Below ContendedExample class uses ContendedModel object and pass it to 2 different threads. First thread works on int1 variable and set a new value in a loop, while the second thread works on int2 variable and set a new value in a loop.

public class ContendedExample {
private static final long NUM_OF_ITERATION = 10_000_000_000L;

public static void main(String[] args) {
ContendedModel contendedModel = new ContendedModel();
Thread thread1 = new Thread(new Thread1Runnable(contendedModel));
Thread thread2 = new Thread(new Thread2Runnable(contendedModel));
thread1.start();
thread2.start();
}

public static class Thread1Runnable implements Runnable {
ContendedModel contendedModel;

public Thread1Runnable(ContendedModel contendedModel) {
this.contendedModel = contendedModel;
}

public void run() {
long start = System.nanoTime();
long i = NUM_OF_ITERATION;
while (--i != 0) {
this.contendedModel.int1 = (int) i;
}
System.out.println("End of thread 1! Last value of int1 is " + contendedModel.int1 + ". It took " + (System.nanoTime() - start) / 1000000000.0 + " seconds!");
}
}

public static class Thread2Runnable implements Runnable {
ContendedModel contendedModel;

public Thread2Runnable(ContendedModel contendedModel) {
this.contendedModel = contendedModel;
}

public void run() {
long start = System.nanoTime();
long i = NUM_OF_ITERATION;
while (--i != 0) {
this.contendedModel.int2 = (int) i;
}
System.out.println("End of thread 2! Last value of int2 is " + contendedModel.int2 + ". It took " + (System.nanoTime() - start) / 1000000000.0 + " seconds!");
}
}
}

I will first run this class by removing the Contended annotations in the ContendedModel class as shown below.
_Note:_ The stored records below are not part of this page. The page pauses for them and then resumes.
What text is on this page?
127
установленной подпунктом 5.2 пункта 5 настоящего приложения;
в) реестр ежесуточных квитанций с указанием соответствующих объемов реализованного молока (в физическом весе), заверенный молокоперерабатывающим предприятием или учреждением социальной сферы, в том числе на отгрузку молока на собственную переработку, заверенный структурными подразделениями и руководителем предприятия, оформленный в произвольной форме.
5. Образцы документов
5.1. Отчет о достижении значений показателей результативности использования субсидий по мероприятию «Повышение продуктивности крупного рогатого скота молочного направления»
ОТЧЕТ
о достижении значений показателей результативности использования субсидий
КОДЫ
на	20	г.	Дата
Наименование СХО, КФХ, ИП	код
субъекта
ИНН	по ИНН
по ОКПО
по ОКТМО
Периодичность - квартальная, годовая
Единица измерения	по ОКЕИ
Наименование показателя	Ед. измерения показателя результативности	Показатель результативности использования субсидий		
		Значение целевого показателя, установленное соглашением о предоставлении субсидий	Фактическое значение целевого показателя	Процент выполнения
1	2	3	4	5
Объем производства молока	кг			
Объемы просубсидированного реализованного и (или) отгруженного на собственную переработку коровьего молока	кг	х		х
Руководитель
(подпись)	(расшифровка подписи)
public class ContendedModel {
volatile int int1;
volatile int int2;
}

Then I will get the following log output. As you see it took around 12 seconds for each thread to count from 10_000_000_000L to 0 and manipulate the int1 and int2 variables.

End of thread 2! Last value of int2 is 1. It took 11.878212417 seconds!
End of thread 1! Last value of int1 is 1. It took 11.913652584 seconds!

Now I will put the Contended annotation to both int1 and int2 variables as shown below.

public class ContendedModel {
@jdk.internal.vm.annotation.Contended
volatile int int1;
@jdk.internal.vm.annotation.Contended
volatile int int2;
}

This time after running ContendedExample class I will get the following log output. As you see this time it took around 4 seconds for each thread to count from 10_000_000_000L to 0 and manipulate the int1 and int2 variables.

End of thread 2! Last value of int2 is 1. It took 4.019336625 seconds!
End of thread 1! Last value of int1 is 1. It took 4.019737542 seconds!

Here we can clearly see the effect of false sharing. In the first run the int1 and int2 variables are held on the same cache line causing false sharing and preventing to cache the values in cpu caches while manipulating the int1 and int2 variables. However in the second run Contended annotation is used, which applies padding so that each variable is hold in different cache line so that different threads didn’t effect each other while working on different variables, int1 and int2.

Please note that these results are very platform dependent, I run these examples on a Apple M1 Pro machine. However since false sharing can happen in any OS, the performance benefit would be seen in any OS architecture when Contended annotation is used as in the above example.

Another thing to note here is the use of volatile keyword in the int1 and int2 variables. When volatile variable is used we see that the Contended annotation improves the performance dramatically, when compared to non-volatile variables. This is because when a variable is defined as volatile it is forced to be read from and written to memory. That memory can be cpu cache memory or the main memory. This totally depends on the hardware and the cache coherence protocol used in the hardware. So because of this requirement of writing the volatile variable’s value to memory, it is slower to update and read a volatile variable. With Contended annotation, the false sharing and undesirable invalidation of caches are prevented so that the read of a variable can be done from the cache itself instead of memory so that the overall performance is improved.

Note that Contended annotation already used in many JDK classes such as Thread, ForkJoinPool and ConcurrentHashMap. In most cases it probably won’t be necessary to use Contended annotation in client java code, however knowing its effect can still be helpful to identify silent performance problems.

Conclusion:

False sharing is an example of cache thrashing, which occurs on CPU cache line invalidation where the variables are hold unintentionally on the same cache line. By using Contended annotation, JVM takes care of allocation on heap and warn JIT and GC about the contended objects so that undesirable cache line invalidation can be prevented. Depending on the CPU cache architecture and the cache coherence protocol there can be important performance benefits by preventing false sharing.

--

--